Spatiotemporal Variability in the Glacier Snowline Altitude across High Mountain Asia and Potential Driving Factors

The glacier snowline altitude (SLA) at the end of the melt season is an indicator of the glacier equilibrium line altitude and can be used to estimate glacier mass balance and reconstruct past climate. This study analyzes the spatiotemporal variability in glacier SLA across High Mountain Asia, including the Altai Mountains, Karakoram Mountains, Western Himalayas, Gongga Mountains, Tian Shan, and Nyainqentanglha Mountains, over the past 30 years (1989–2019) to better elucidate the state of these mountain glaciers.
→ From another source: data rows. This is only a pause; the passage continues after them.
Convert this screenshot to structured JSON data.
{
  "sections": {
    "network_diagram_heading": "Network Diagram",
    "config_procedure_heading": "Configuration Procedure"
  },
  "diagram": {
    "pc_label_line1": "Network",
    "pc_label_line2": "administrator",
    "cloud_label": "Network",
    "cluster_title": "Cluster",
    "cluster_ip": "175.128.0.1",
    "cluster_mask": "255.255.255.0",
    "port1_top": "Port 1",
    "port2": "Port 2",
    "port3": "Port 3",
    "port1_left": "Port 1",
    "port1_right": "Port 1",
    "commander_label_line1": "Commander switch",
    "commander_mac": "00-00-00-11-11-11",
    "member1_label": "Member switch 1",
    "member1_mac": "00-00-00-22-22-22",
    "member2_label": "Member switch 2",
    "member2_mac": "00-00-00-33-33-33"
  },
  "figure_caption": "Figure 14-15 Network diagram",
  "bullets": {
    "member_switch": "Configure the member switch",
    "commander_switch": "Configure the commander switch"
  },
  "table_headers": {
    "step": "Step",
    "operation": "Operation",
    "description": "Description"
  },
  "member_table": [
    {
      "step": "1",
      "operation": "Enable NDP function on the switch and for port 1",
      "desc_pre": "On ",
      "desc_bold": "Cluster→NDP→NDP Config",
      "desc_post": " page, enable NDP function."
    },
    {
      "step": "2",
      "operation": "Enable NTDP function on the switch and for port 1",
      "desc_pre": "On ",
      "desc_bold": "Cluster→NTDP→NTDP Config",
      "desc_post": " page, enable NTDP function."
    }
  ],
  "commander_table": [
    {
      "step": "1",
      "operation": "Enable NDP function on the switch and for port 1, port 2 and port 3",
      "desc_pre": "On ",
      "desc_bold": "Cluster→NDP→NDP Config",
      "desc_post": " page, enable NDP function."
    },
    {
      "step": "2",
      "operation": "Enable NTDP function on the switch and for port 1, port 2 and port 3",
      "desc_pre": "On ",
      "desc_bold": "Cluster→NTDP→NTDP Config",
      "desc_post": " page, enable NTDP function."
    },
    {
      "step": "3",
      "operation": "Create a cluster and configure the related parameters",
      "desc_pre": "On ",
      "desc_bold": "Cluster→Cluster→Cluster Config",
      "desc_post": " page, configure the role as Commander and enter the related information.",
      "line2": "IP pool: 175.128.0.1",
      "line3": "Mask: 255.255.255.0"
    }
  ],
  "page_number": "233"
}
Remote-sensing data are processed to delineate the glacier SLA across these mountainous regions, and nearby weather station data are incorporated to determine the potential relationships between SLA and temperature/precipitation. The mean SLAs across the Altai and Karakoram mountains ranged from 2860 ± 169 m to 3200 ± 152 m and from 5120 ± 159 m to 5320 ± 240 m, respectively, with both regions experiencing an average increase of up to 137 m over the past 30 years. Furthermore, the mean glacier SLAs across the Western Himalayas and Gongga Mountains increased by 190–282 m over the past 30 years, with both regions experiencing large fluctuations. In particular, the mean glacier SLA across the Western Himalayas varied from 4910 ± 190 m in 1989 to 5380 ± 164 m in 2000, and that across the Gongga Mountains varied from 4960 ± 70 m in 1989 to 5330 ± 100 m in 2012. Correlation analyses between glacier SLA and temperature/precipitation suggest that temperature is the primary factor influencing glacier SLA across these High Mountain Asia glaciers. There is a broad increase in glacier SLA from the Altai Mountains to the Karakoram Mountains, with a decrease in glacier SLA with decreasing latitude across the Himalayas; the maximum SLA occurs near the northern slopes of the Western Himalayas. The glacier SLA is lower on the eastern side of the Tibetan Plateau and exhibits a longitudinal distribution pattern. These results are expected to provide useful information for evaluating the state of High Mountain Asia glaciers, as well as their response and feedback to climate change.